Gezmeyi, yeni yerler keşfetmeyi, bir mekanda saatlerce oturmayı, fotoğraf çekmeyi, gittiğim bir yer hakkında bi şeyler okumayı seviyorum. Bunları yapmak benim için artık öyle doğal hale geldi ki sanırım bu anılarımı yalnızca fotoğraflayarak kaydetmek onlara çok büyük haksızlık oluyor. Bundan sonra benim için anlam ifade eden, gittiğim ve bir kahvesini içtiğim cafeleri, duvarındaki resimlere baktığım sergi salonunu, sokaklarında yürüyüp adım başı fotoğraf çektiğim semtleri, bahçesinde oturup kitap okuduğum yerleri öyle boynu bükük bırakmayacağım. Düzenli olarak sık sık buraya kaydedeceğim.
Bunlara benim için çok çok özel bir semtle başlamam en doğrusu olacak sanırım. KUZGUNCUK. Kuzguncuk’a gittiğinizde kendinizi bir dizinin setinde gibi hissedebilirsiniz. Zira sokakları öylesine sakin, öylesine renkli evlerle dolu ki camının önüne bir saksı çiçeği koymayacak olanlar bu semtte yaşayamaz diye bir kural var sanıyorsunuz.
İcadiye caddesinde öylesine yürürken bile böyle şirin yerler dikkatinizi çekebiliyor. Aynı zamanda aranızda izleyenler varsa eğer, 2002-2005 arası yayınlanan Ekmek Teknesi dizisi de burada çekiliyormuş.
En çok ilgimi çeken şeylerden birisi gerçekten camının önüne çiçek koymayan olmamasıydı. Biraz da bahar ayında gitmiş olmanın verdiği sıcaklıkla dolaştım Kuzguncuk’u. Evlerin her birisi zevkle tasarlanmış gibi, insan kendini bir hayal aleminin içinde hissediyor. Kuzguncuk’ta en sık sorduğumuz soru ‘burada kim yaşıyor acaba?’ olabilir.
Evlerin renkleri, camların önündeki renkli saksı çiçekleri gibi kapılar da dikkat çekici bu küçük semtte. Kuzguncuk’un en çok hoşuma giden taraflarından birisi de kesinlikle sakinliği idi. İstanbul’da değilmişim gibi bir dinginlik var sokaklarında.
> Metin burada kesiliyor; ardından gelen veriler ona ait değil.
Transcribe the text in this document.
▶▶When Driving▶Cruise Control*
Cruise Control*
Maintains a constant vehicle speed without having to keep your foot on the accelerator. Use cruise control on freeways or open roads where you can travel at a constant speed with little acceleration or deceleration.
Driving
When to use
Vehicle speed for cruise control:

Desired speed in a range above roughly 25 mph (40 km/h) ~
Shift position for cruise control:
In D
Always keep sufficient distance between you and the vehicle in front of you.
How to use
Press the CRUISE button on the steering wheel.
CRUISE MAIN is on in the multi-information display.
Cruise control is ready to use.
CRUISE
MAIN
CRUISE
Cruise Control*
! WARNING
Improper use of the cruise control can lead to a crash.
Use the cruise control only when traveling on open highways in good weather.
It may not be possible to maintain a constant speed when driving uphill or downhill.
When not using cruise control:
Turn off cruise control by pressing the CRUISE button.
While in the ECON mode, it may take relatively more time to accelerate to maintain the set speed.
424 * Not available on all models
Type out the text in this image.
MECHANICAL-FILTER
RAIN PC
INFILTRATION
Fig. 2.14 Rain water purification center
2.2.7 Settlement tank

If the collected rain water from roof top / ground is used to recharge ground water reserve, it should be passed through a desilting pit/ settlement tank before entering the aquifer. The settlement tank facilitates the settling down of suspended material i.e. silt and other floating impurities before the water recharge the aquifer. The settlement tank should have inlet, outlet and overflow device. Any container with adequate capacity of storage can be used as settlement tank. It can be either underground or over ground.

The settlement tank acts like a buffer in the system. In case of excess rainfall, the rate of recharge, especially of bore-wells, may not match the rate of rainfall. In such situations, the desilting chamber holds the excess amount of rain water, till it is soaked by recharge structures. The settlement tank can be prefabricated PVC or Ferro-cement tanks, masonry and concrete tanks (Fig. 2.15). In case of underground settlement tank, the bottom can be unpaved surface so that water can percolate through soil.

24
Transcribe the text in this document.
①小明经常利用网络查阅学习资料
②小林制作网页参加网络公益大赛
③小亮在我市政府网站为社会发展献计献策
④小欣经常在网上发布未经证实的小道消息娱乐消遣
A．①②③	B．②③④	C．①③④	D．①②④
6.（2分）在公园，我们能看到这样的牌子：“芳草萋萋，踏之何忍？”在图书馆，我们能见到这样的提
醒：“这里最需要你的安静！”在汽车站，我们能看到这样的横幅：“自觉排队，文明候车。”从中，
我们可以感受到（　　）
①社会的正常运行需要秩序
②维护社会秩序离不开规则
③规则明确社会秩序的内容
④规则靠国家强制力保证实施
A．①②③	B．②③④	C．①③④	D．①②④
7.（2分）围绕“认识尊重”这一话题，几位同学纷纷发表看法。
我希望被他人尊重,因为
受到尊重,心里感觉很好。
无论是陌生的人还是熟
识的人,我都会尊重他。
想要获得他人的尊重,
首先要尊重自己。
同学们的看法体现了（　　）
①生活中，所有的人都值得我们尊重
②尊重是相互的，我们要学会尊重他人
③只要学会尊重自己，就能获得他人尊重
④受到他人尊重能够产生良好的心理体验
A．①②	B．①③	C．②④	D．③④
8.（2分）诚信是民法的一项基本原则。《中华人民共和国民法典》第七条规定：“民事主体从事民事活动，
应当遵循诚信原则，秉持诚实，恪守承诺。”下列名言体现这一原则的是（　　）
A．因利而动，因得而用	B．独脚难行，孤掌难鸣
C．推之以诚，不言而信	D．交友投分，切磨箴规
Kuzguncuk’a her gidişimizde kendimizi İstanbul’dan soyutlanmış, o kaosa, metropol hayata ara vermiş gibi hissediyoruz. Hatta aramızda sık sık ‘Anadolu yakasının dinginliği’ üzerine tartışıyoruz. Aynı şehir, iki farklı kıta ve iki farklı hayat.
Kuzguncuk’ta gezip de bu evin fotoğrafını çekmeyen sanırım yoktur. Pastel rengi, camlarındaki çiçeklerin uyumu, yeşil pencereleri ve üzerindeki ‘Simitçi Tahir Sokağı’ yazısı ile Kuzguncuk’taki en orijinal evlerden olsa da ben favorilerimi de ekleyeyim.
Kuzguncuk aslında çok küçük bir yer. Uzun saatlerinizi ayırmadan, kendinizi çok yormadan, bir akşam yürüyüşü yapar gibi dolaşıp bir sürü güzelliği bir arada görebileceğiniz bir yer. Bu ilginç mimarisi olan şirin semti gidin, görün, fotoğraflayın.
Benim için çok çok özel olan Kuzguncuk Balıkçısı’ndan da sonraki yazımda bahsedeceğim.